RISPONDO: Come non sarebbe stato opportuno che Dio s'incarnasse agli inizi del mondo, così non sarebbe stato conveniente che l'incarnazione fosse ritardata alla fine. Ciò risulta evidente (da due cose): primo, dall'unione della natura divina con la natura umana. Come infatti abbiamo detto, l'imperfezione precede nel tempo la perfezione in quella realtà che da imperfetta diviene perfetta; invece nel soggetto che è causa efficiente della perfezione il perfetto precede cronologicamente l'imperfetto. Ora, nell'incarnazione queste due realtà s'incontrano. Poiché in essa la natura umana fu elevata alla suprema perfezione; e per questo non conveniva che l'incarnazione avvenisse agli albori del genere umano. D'altra parte il Verbo incarnato è causa efficiente della perfezione umana, come si legge nel Vangelo: "Dalla pienezza di lui tutti abbiamo ricevuto"; e per questo non doveva l'incarnazione essere procrastinata alla fine del mondo. Invece la perfezione della gloria, cui dev'essere condotta la natura umana dal Verbo incarnato, avverrà alla fine del mondo.

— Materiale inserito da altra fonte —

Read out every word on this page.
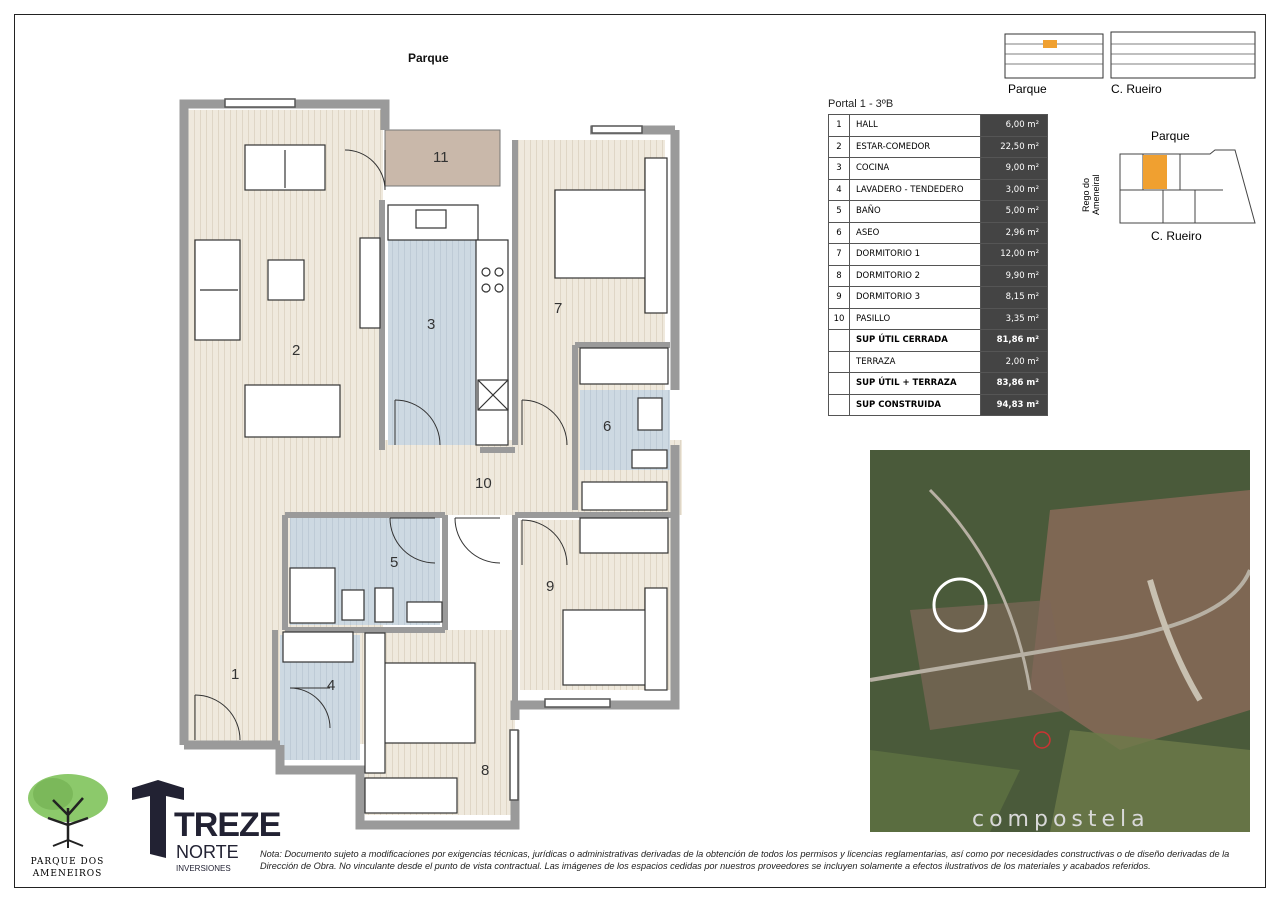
Parque
11
2
3
7
6
10
5
9
1
4
8
Parque	C. Rueiro
Parque
Rego do Ameneiral
C. Rueiro
Portal 1 - 3ºB
1	HALL	6,00 m²
2	ESTAR-COMEDOR	22,50 m²
3	COCINA	9,00 m²
4	LAVADERO - TENDEDERO	3,00 m²
5	BAÑO	5,00 m²
6	ASEO	2,96 m²
7	DORMITORIO 1	12,00 m²
8	DORMITORIO 2	9,90 m²
9	DORMITORIO 3	8,15 m²
10	PASILLO	3,35 m²
	SUP ÚTIL CERRADA	81,86 m²
	TERRAZA	2,00 m²
	SUP ÚTIL + TERRAZA	83,86 m²
	SUP CONSTRUIDA	94,83 m²
compostela
PARQUE DOS
AMENEIROS
TREZE
NORTE
INVERSIONES
Nota: Documento sujeto a modificaciones por exigencias técnicas, jurídicas o administrativas derivadas de la obtención de todos los permisos y licencias reglamentarias, así como por necesidades constructivas o de diseño derivadas de la Dirección de Obra. No vinculante desde el punto de vista contractual. Las imágenes de los espacios cedidas por nuestros proveedores se incluyen solamente a efectos ilustrativos de los materiales y acabados referidos.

Secondo, dagli effetti della salvezza umana. Come infatti dice S. Agostino, "è a discrezione di chi dona scegliere quando e quanto vuol donare. Perciò (Dio) venne quando stimò necessario soccorrere l'uomo e la sua opera ben accetta. Mentre un certo languore del genere umano aveva cominciato a cancellare tra gli uomini la conoscenza di Dio e a corrompere i costumi, si degnò Dio di chiamare Abramo, perché in lui si avesse l'esempio di un rinnovamento nella religione e nella morale. E poiché il culto divino era ancora troppo trascurato, diede per mezzo di Mosè la legge scritta. Avendola però le genti disprezzata con il rifiuto di assoggettarvisi, e non avendola messa in pratica neppure quelli che l'avevano accolta, mosso da misericordia, il Signore mandò il suo Figlio, perché, concesso a tutti gli uomini il perdono dei peccati, li offrisse santificati a Dio Padre". Se però questo rimedio fosse stato rimandato alla fine del mondo, sarebbe sparita del tutto dalla terra la conoscenza di Dio, il suo culto e l'onestà dei costumi.
Terzo, per il fatto che la dilazione non sarebbe stata conveniente a manifestare la potenza di Dio, la quale invece ha così salvato gli uomini in molte maniere: non solo con la fede del Cristo venturo, ma anche con la fede del Cristo presente e del Cristo già venuto.

SOLUZIONE DELLE DIFFICOLTÀ: 1. Quella Glossa parla della misericordia che conduce alla gloria. Se tuttavia si riferisse alla misericordia dimostrata verso l'umanità con l'incarnazione di Cristo, bisognerebbe notare con S. Agostino che l'incarnazione si può equiparare alla giovinezza dell'umanità "per il vigore e il fervore della fede, operante nella carità", e alla sua vecchiaia o sesta età "per il numero delle epoche, essendo venuto il Cristo nella sesta età del genere umano". E "sebbene nel corpo gioventù e senilità non possano essere contemporanee, lo possono essere però nell'anima: la giovinezza per la prontezza, la vecchiaia per la ponderazione". Perciò S. Agostino in un passo afferma, che "la venuta dal cielo del Maestro, la cui imitazione portasse l'umanità alla perfezione morale, non era conveniente se non nell'età della giovinezza", mentre in altro passo dice che il Cristo è venuto nella sesta età, ossia nella vecchiaia del genere umano.
2. L'incarnazione va considerata non soltanto come termine di sviluppo dall'imperfetto al perfetto, ma anche come causa di perfezione nella natura umana, secondo le spiegazioni date.
3. Rispondiamo con il commento del Crisostomo alle parole evangeliche, "Dio non ha mandato il suo Figlio nel mondo per giudicare il mondo": "Due sono le venute di Cristo: la prima a rimettere i peccati, la seconda a giudicare. Se non avesse fatto così, tutti si sarebbero ugualmente perduti, perché tutti hanno peccato e sono privi della gloria di Dio". È chiaro dunque che egli non doveva rimandare la sua venuta misericordiosa alla fine del mondo.